Wo sie in jener Nacht geschlafen hatte, wusste sie nicht. Am Morgen brachte eine Nachbarin sie zu ihren Eltern zurück. Die hatten ihre Abwesenheit gar nicht bemerkt. Noch immer lief Musik. Rolling Stones. Der dumpfe Bass liess den Raum erbeben. Ronny und Rebekka dösten am Boden. Die Frau mit den bemalten Brüsten lag daneben, die rote und grüne Farbe bis zum Bauchnabel verschmiert. Ihre Atembewegungen waren zu sehen. Auf und ab, auf und ab. Lisa schaute ihnen lange zu und fühlte eine klaffende Leere in sich. Janis Joplin krächzte ein Lied, die Töne wehten über die schlafenden Körper. Dann sang Jim Morrison. Lisa kannte die Musiker. Es waren die toten Helden ihrer Eltern.
«Tot», wisperte es in Alrunas Kopf, als sie wieder in der Gegenwart ankam. Noch immer kniete sie in der Erde, die Hände zwischen den Alraunen. «Tot. »

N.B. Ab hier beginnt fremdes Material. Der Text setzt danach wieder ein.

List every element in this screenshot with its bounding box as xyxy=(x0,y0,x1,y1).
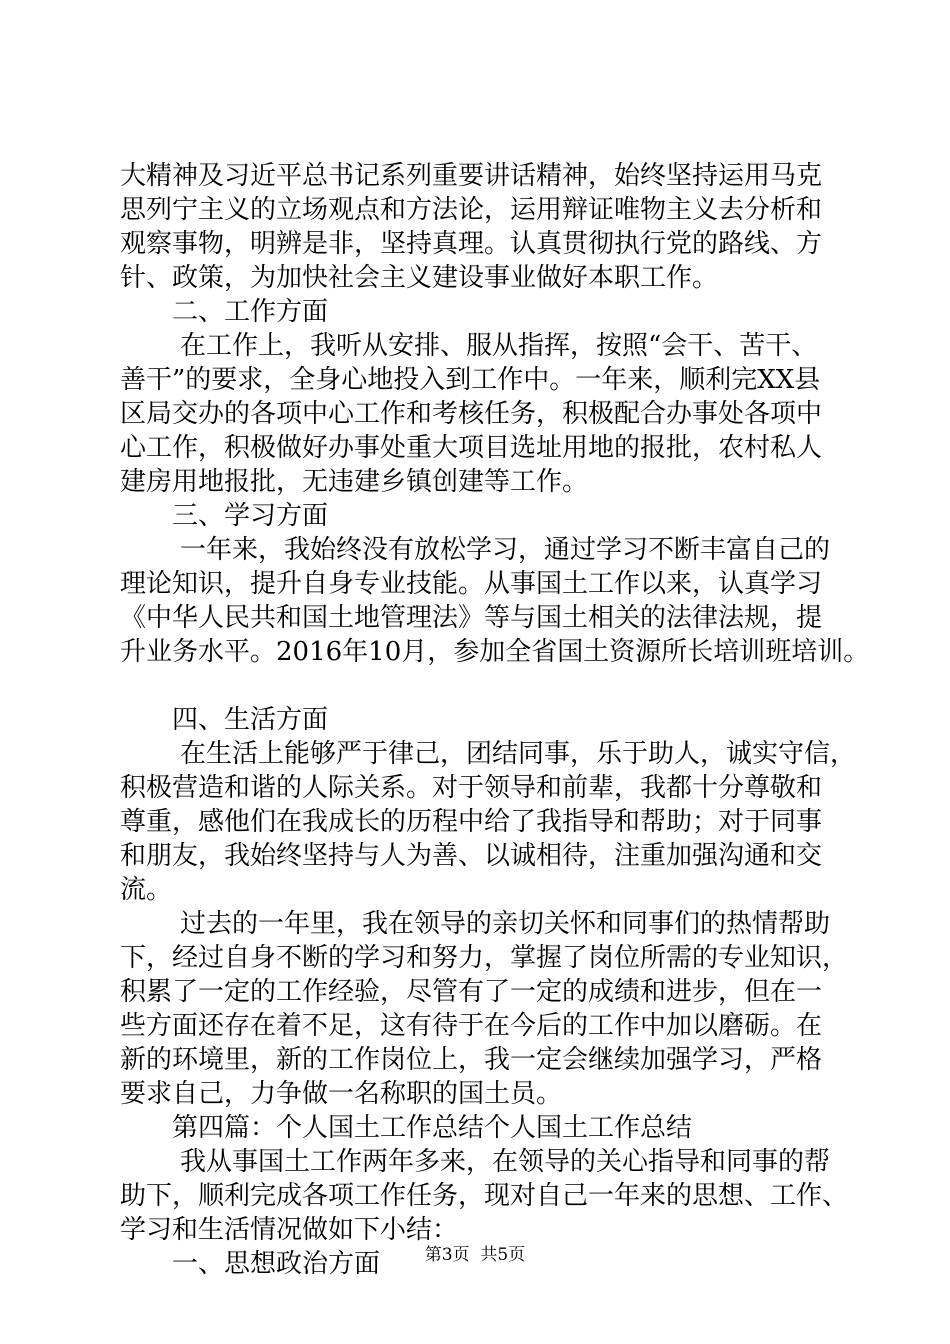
section-heading: 三、学习方面 xyxy=(172,501,329,531)
body-line: 积极营造和谐的人际关系。对于领导和前辈，我都十分尊敬和 xyxy=(120,773,823,803)
body-line: 学习和生活情况做如下小结： xyxy=(120,1215,459,1245)
paragraph-first-line: 在工作上，我听从安排、服从指挥，按照“会干、苦干、 xyxy=(180,331,818,361)
section-heading: 一、思想政治方面 xyxy=(172,1249,381,1279)
body-line: 思列宁主义的立场观点和方法论，运用辩证唯物主义去分析和 xyxy=(120,195,823,225)
paragraph-first-line: 在生活上能够严于律己，团结同事，乐于助人，诚实守信， xyxy=(180,739,857,769)
body-line: 新的环境里，新的工作岗位上，我一定会继续加强学习，严格 xyxy=(120,1045,823,1075)
paragraph-first-line: 我从事国土工作两年多来，在领导的关心指导和同事的帮 xyxy=(180,1147,831,1177)
body-line: 尊重，感他们在我成长的历程中给了我指导和帮助；对于同事 xyxy=(120,807,823,837)
body-line: 和朋友，我始终坚持与人为善、以诚相待，注重加强沟通和交 xyxy=(120,841,823,871)
section-heading: 四、生活方面 xyxy=(172,705,329,735)
paragraph-first-line: 一年来，我始终没有放松学习，通过学习不断丰富自己的 xyxy=(180,535,831,565)
paragraph-first-line: 过去的一年里，我在领导的亲切关怀和同事们的热情帮助 xyxy=(180,909,831,939)
body-line: 理论知识，提升自身专业技能。从事国土工作以来，认真学习 xyxy=(120,569,823,599)
body-line: 观察事物，明辨是非，坚持真理。认真贯彻执行党的路线、方 xyxy=(120,229,823,259)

Die Abenddämmerung war einem bedrohlichen Dunkelviolett gewichen. Die Berge, düstere Giganten in der Ferne, waren nur noch undeutlich zu erkennen. Einsam fühlte sie sich, so einsam. Sie meinte, den Flügelschlag von Abraxas zu hören. Doch es war nur eine ganz gewöhnliche Krähe, die sich auf der Eiche neben dem Haus niedergelassen hatte. Alruna blieb lange so sitzen. Lauschte dem Rascheln der Blätter. Spürte die kühle Brise, die über die Gräser strich. Der Anflug von Trauer, die sie vorhin heimgesucht hatte, machte einer Entschlossenheit Platz. Ihre Mission war noch nicht beendet. In weniger als einem Monat würde sie 27 Jahre alt werden. Bis dann musste es vollbracht sein.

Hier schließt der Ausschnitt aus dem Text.